I have two questions. One, Carl, are you finding that event-driven shopping, which we've heard a lot about this year, is affecting your business? You had a good back-to-school season, but then it softened afterward. Are you expecting the holiday season to be more event-driven, or do you believe that consumers, especially those shopping at Shoe Carnival who earn below $30,000 or possibly below $50,000, are feeling more financial pressure now than they did during back-to-school?

Carl Scibetta Analyst — CMO

Yes, Sam, I believe it's event-driven. You're correct in your assessment that the challenged consumer will wait and shop during events. I think the softness occurs in between those events. We experienced it in spring, and then we saw a surge during back-to-school, which is a crucial time. I anticipate we will see a similar pattern during the holiday season as well. It may be late, but I expect to see the softness in between.

Speaker 6

And then, I mean, you talked a lot about what you did really well with the kids business and the marketing for back-to-school. So when we look at what happened post back-to-school with the warmer weather and everything else, I guess my question to you is, what could you have done better to lessen the impact of those macro-issues that hurt your business, what are you learning from that and applying it to now or into next year during, let's say, softer than expected or times?

It's a great question. And the thing we need to do is continue to invest in getting that limited customer occasion a shopping trip to choose Shoe Carnival during this down cycle. And said differently, in hindsight, I probably would have invested more marketing dollars during the quarter to continue to try to gain even faster market share. I said it a few times, we gained material share in a down market in family footwear. We're pleased with that. It's working. And in hindsight, we're taking a cue that traffic is not coming organically. So it's going to be a more expensive period of time to get those customers to choose whoever they choose, and we believe it will continue to be us. We're going to take that perspective into Q4 and into early next year as economic conditions, as I've said, have certainly not improved in Q4. And we don't see any signs that in early next year, there's going to be a rapid improvement in the economic situation. So that's the key learning we're going to take the marketing and branding and CRM and engaging with customers is working. We should have done more with it, but we probably balanced profitability with the sales-driving activity maybe a little too high on the short-term profitability perspective in hindsight.

Speaker 6

Can you quantify the share gain you mentioned, considering you've talked about it several times? What specifically have you picked up?

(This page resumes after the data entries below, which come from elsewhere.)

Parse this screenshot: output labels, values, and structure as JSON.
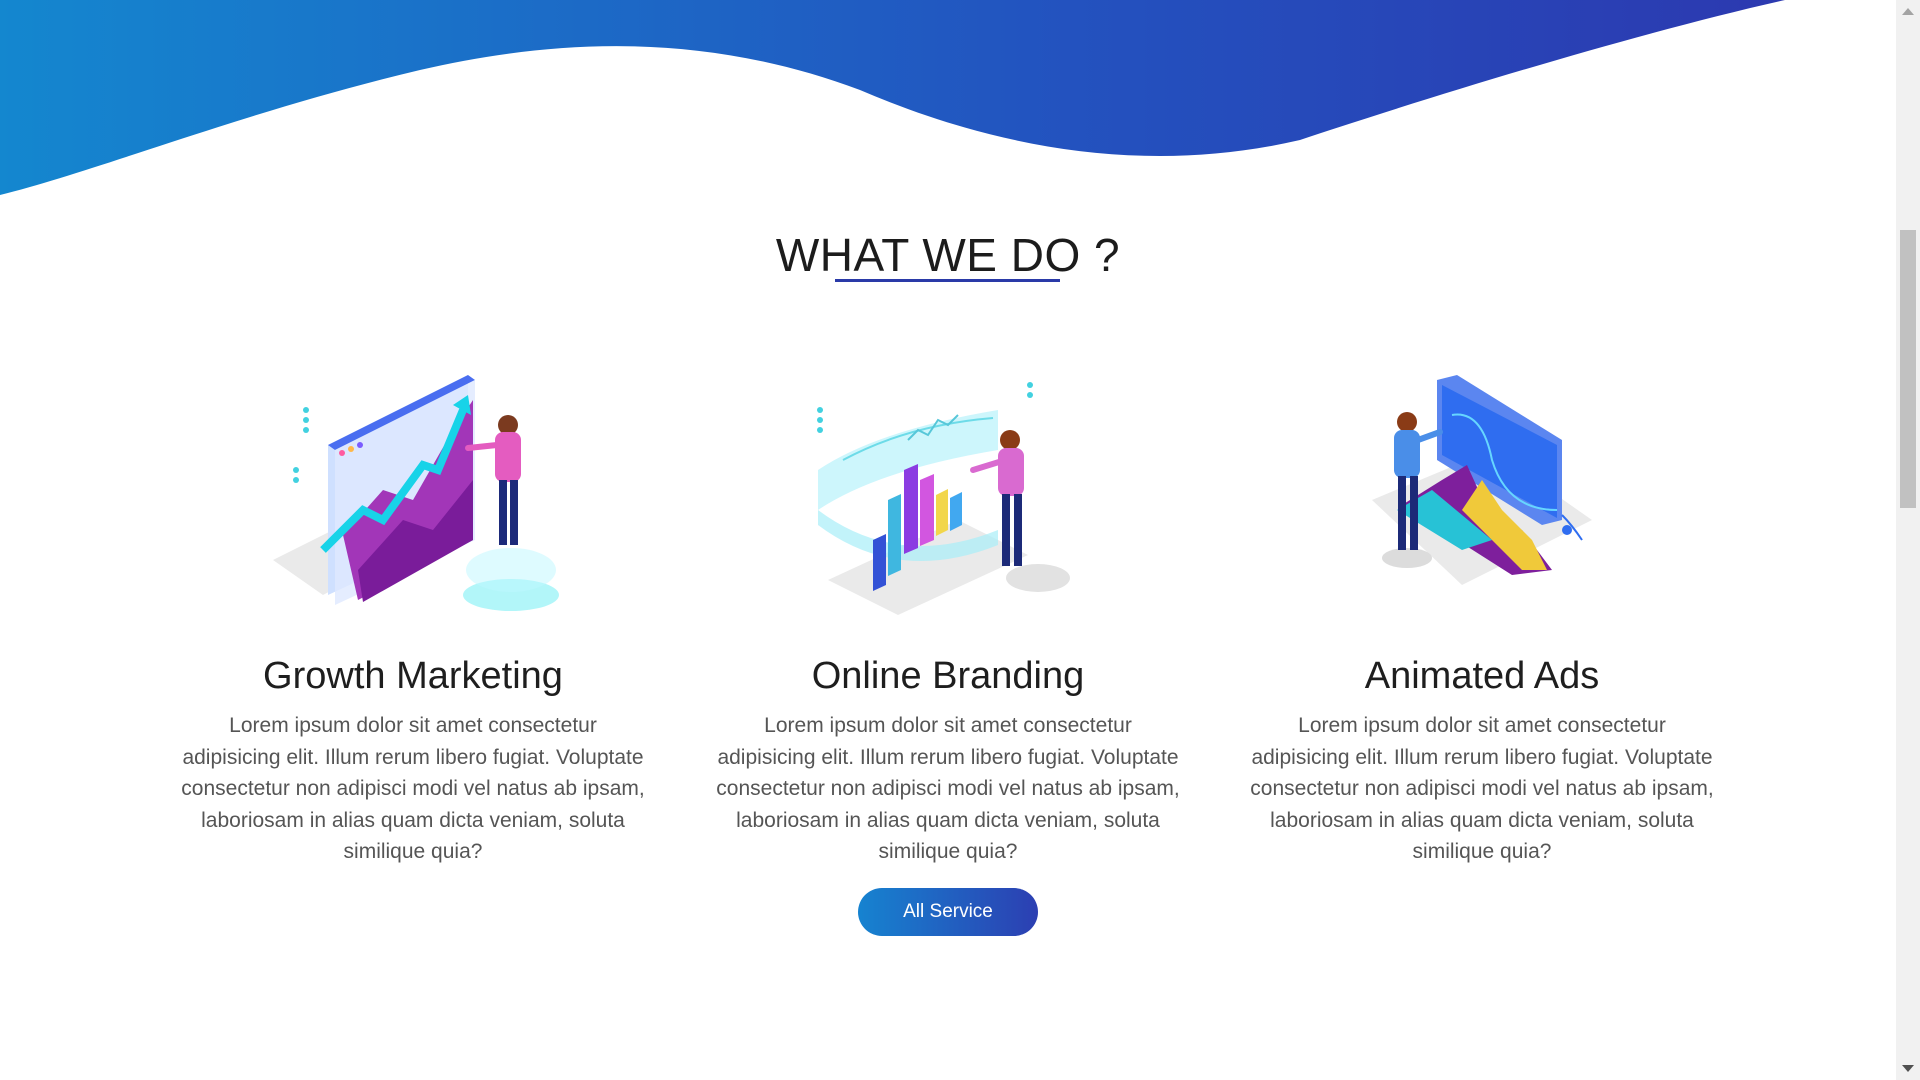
{
  "section": {
    "title": "WHAT WE DO ?"
  },
  "services": [
    {
      "title": "Growth Marketing",
      "description": "Lorem ipsum dolor sit amet consectetur adipisicing elit. Illum rerum libero fugiat. Voluptate consectetur non adipisci modi vel natus ab ipsam, laboriosam in alias quam dicta veniam, soluta similique quia?",
      "illustration_icon": "growth-chart-illustration"
    },
    {
      "title": "Online Branding",
      "description": "Lorem ipsum dolor sit amet consectetur adipisicing elit. Illum rerum libero fugiat. Voluptate consectetur non adipisci modi vel natus ab ipsam, laboriosam in alias quam dicta veniam, soluta similique quia?",
      "illustration_icon": "bar-chart-hologram-illustration"
    },
    {
      "title": "Animated Ads",
      "description": "Lorem ipsum dolor sit amet consectetur adipisicing elit. Illum rerum libero fugiat. Voluptate consectetur non adipisci modi vel natus ab ipsam, laboriosam in alias quam dicta veniam, soluta similique quia?",
      "illustration_icon": "monitor-analytics-illustration"
    }
  ],
  "cta": {
    "label": "All Service"
  },
  "colors": {
    "gradient_start": "#1683d0",
    "gradient_end": "#2c3fb2",
    "underline": "#2a3aa8"
  }
}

Sure. If you look at the family footwear industry, year-to-date, it's down approximately 10% in dollar sales, and we are down significantly less than that as we have the numbers. We don't translate that to an exact share, Sam, but we're down significantly below what the family footwear industry is right now. We're going to continue to drive that. We're in a really good position with good learnings through back-to-school, what worked. And like I said, some good learnings in the Labor Day post period of what we could do even better.

Speaker 6

Thanks for that. Happy holidays.

Thank you, Sam. And to you.

Operator

Ladies and gentlemen, that is all the time we have for questions today. I will hand the call back over to management for closing remarks.

Steve Alexander Head of Investor Relations

Thanks for joining the call today. We look forward to discussing Q4 results early next year. This is Steve. I'm around all day, so please reach out with any questions or follow-up you might have. And thanks for joining again.

Operator

Ladies and gentlemen, this concludes today's call, and we thank you for your participation. You may now disconnect.